7.2 At the tool level
- Minimize tool inventory.
- Ensure tool names and input schemas make intent obvious.
- Return summaries first; provide raw data only when needed.
7.3 At the retrieval level
- Prefer just-in-time retrieval using tool calls.
- Use progressive disclosure: load details only for the next decision.
- Use a hybrid preload/retrieve strategy if you need speed.
7.4 At the long-horizon level
- Use compaction to reset context with high-fidelity summaries.
- Use structured notes for durable state.
- Use multi-agent/sub-agent design when deep exploration is required.
8. Common pitfalls
- Tool bloat: adding more tools increases ambiguity and token noise.
- Raw log injection: dumping full tool outputs into context reduces signal quality.

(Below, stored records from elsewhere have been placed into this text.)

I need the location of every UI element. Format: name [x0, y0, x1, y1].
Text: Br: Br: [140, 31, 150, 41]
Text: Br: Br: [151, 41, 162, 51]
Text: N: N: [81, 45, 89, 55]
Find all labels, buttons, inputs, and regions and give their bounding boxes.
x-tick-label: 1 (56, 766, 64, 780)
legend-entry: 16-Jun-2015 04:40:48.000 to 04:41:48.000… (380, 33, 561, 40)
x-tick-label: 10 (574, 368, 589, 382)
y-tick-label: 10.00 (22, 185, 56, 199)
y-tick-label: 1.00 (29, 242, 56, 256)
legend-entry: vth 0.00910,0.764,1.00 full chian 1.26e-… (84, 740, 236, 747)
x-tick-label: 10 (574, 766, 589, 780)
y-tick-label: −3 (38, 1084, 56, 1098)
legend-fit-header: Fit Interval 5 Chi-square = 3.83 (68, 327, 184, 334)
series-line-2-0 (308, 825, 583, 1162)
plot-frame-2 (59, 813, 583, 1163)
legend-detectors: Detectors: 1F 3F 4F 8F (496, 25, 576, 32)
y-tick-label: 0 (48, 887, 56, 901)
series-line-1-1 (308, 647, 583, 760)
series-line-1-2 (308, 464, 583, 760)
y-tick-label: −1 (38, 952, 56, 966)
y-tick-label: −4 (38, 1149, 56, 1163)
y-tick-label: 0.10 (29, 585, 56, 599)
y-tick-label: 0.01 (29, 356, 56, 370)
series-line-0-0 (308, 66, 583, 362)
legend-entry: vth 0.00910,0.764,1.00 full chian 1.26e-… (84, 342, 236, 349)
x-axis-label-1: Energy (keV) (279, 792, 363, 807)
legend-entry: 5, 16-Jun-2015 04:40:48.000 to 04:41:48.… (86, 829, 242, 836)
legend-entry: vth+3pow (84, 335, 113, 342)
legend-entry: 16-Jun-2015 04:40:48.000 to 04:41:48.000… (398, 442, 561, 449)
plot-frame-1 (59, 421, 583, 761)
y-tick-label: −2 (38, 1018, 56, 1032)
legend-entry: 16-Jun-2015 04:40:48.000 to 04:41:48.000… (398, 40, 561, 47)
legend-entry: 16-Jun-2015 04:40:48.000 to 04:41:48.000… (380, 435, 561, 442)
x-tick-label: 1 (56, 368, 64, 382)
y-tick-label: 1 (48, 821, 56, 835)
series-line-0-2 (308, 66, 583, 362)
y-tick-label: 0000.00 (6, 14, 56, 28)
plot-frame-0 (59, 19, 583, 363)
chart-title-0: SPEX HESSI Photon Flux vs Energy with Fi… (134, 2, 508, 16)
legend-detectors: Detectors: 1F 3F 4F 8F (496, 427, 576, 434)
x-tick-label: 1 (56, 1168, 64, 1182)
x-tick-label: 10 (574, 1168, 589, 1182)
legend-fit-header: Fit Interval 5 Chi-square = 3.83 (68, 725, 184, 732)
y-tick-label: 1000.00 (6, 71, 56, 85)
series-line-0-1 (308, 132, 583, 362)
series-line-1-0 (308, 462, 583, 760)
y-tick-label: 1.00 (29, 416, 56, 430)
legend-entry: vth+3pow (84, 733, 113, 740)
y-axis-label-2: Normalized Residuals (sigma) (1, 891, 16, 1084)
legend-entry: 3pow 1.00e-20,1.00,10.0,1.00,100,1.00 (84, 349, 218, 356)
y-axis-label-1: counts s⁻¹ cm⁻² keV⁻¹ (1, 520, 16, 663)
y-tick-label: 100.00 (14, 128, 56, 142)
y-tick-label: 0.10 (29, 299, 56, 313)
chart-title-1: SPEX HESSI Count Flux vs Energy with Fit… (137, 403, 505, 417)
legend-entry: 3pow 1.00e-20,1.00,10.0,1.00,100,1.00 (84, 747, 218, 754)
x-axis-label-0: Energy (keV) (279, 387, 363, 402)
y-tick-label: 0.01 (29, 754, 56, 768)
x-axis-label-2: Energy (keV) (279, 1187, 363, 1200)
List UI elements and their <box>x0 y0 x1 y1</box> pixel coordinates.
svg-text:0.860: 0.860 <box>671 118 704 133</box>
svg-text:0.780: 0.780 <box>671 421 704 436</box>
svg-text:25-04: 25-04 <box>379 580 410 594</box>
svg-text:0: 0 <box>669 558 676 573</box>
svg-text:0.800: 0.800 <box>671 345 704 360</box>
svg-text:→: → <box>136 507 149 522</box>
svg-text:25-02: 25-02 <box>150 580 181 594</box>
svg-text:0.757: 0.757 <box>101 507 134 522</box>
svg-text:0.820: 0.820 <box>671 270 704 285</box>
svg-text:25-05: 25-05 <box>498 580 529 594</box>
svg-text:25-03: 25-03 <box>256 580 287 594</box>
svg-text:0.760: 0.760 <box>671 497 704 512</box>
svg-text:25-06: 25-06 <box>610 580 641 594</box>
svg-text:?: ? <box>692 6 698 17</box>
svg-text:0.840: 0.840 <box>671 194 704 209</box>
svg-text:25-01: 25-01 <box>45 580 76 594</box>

- Unbounded memory: storing every message forever guarantees context rot.
- Aggressive compaction: summarizing too hard can delete critical constraints.
- No failure-mode rules: agents can waste context by repeatedly exploring dead ends.
Conclusion
Context engineering is the discipline of managing the agent’s limited “attention budget.” Instead of focusing only on prompt wording, you continuously curate:
- system instructions,
- tools and tool outputs,
- examples and message history,
- and runtime-retrieved context.
For short tasks, curation and just-in-time retrieval improve accuracy. For long tasks, compaction, structured note-taking, and multi-agent architectures maintain coherence while avoiding context rot.
Reference: Anthropic – Effective context engineering for AI agents.